Крокодильша загадочно улыбнулась и засунула руки в карманы своего темно-зеленого шерстяного платья с отделкой из черного панбархата.

— А я, деточка, ничего особенного и не собиралась тебе говорить. Да и что может быть особенного в том, что мужья изменяют своим женам? Так было и так будет всегда.

Маша почувствовала, как свело судорогой живот. А потом там забегали холодные и колючие мурашки.

— Уходи! Я… я тебя ненавижу! Ты все врешь. Ты мне завидуешь, — шептала Маша внезапно одеревеневшими губами. — Завидуешь нашему счастью. Ты никогда не была такой счастливой, как я. Ты…

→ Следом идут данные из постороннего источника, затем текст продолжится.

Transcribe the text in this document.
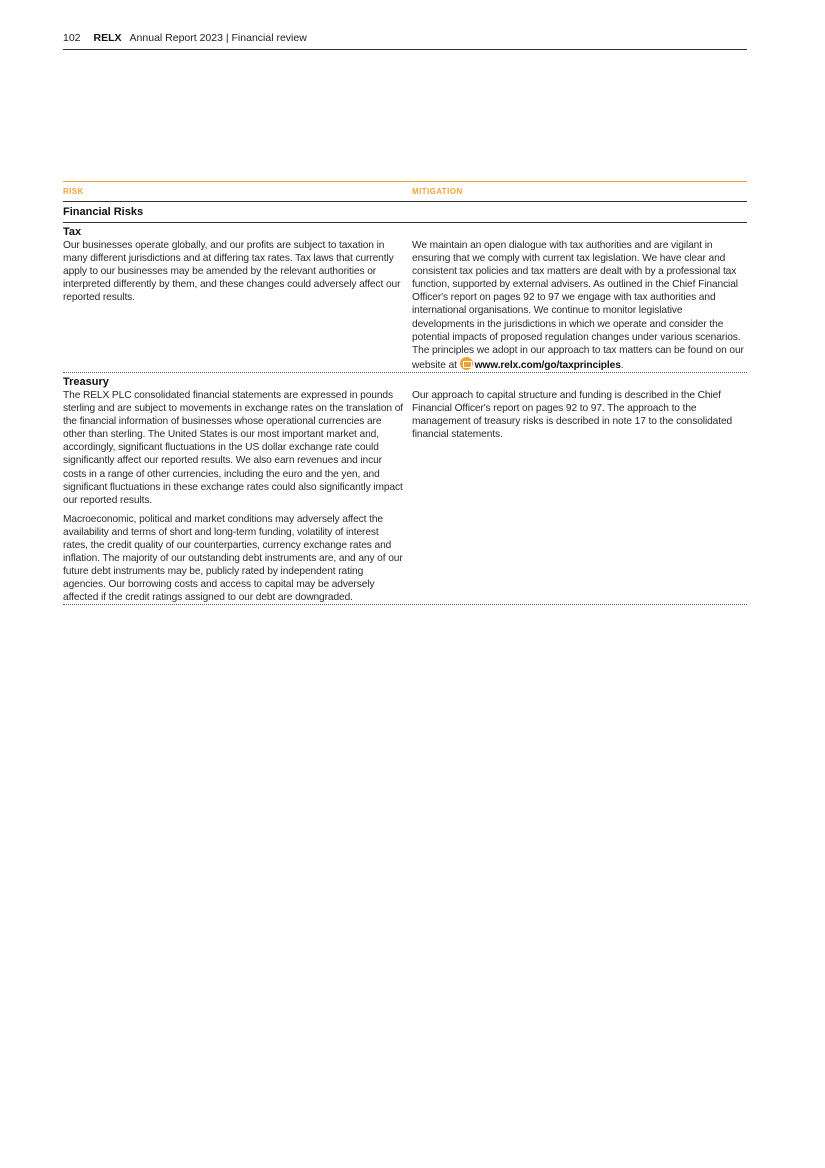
102 RELX Annual Report 2023 | Financial review
RISK	MITIGATION
Financial Risks
Tax

Our businesses operate globally, and our profits are subject to taxation in many different jurisdictions and at differing tax rates. Tax laws that currently apply to our businesses may be amended by the relevant authorities or interpreted differently by them, and these changes could adversely affect our reported results.

We maintain an open dialogue with tax authorities and are vigilant in ensuring that we comply with current tax legislation. We have clear and consistent tax policies and tax matters are dealt with by a professional tax function, supported by external advisers. As outlined in the Chief Financial Officer's report on pages 92 to 97 we engage with tax authorities and international organisations. We continue to monitor legislative developments in the jurisdictions in which we operate and consider the potential impacts of proposed regulation changes under various scenarios. The principles we adopt in our approach to tax matters can be found on our website at www.relx.com/go/taxprinciples.

Treasury

The RELX PLC consolidated financial statements are expressed in pounds sterling and are subject to movements in exchange rates on the translation of the financial information of businesses whose operational currencies are other than sterling. The United States is our most important market and, accordingly, significant fluctuations in the US dollar exchange rate could significantly affect our reported results. We also earn revenues and incur costs in a range of other currencies, including the euro and the yen, and significant fluctuations in these exchange rates could also significantly impact our reported results.

Macroeconomic, political and market conditions may adversely affect the availability and terms of short and long-term funding, volatility of interest rates, the credit quality of our counterparties, currency exchange rates and inflation. The majority of our outstanding debt instruments are, and any of our future debt instruments may be, publicly rated by independent rating agencies. Our borrowing costs and access to capital may be adversely affected if the credit ratings assigned to our debt are downgraded.

Our approach to capital structure and funding is described in the Chief Financial Officer's report on pages 92 to 97. The approach to the management of treasury risks is described in note 17 to the consolidated financial statements.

Маша разрыдалась, вцепившись ладонями в крышку рояля.

— Я уйду, — сказала Серафима Антоновна, — но от этого ничего не изменится. Между прочим, я хотела тебе добра. Я с самого начала симпатизирую тебе.

Шатаясь, Маша направилась в спальню, села на кровать и повернула голову к двери. Серафима Антоновна улыбалась ей с порога. В блеске ее золотых зубов Маше чудилось что-то зловещее.

И вдруг ей захотелось узнать в мельчайших подробностях то, о чем говорила намеками Крокодильша. Страшно захотелось. Так, бывает, хочется ребенку прыгнуть очертя голову с высокой кручи. И не всегда срабатывает заложенный мудрой природой инстинкт самосохранения.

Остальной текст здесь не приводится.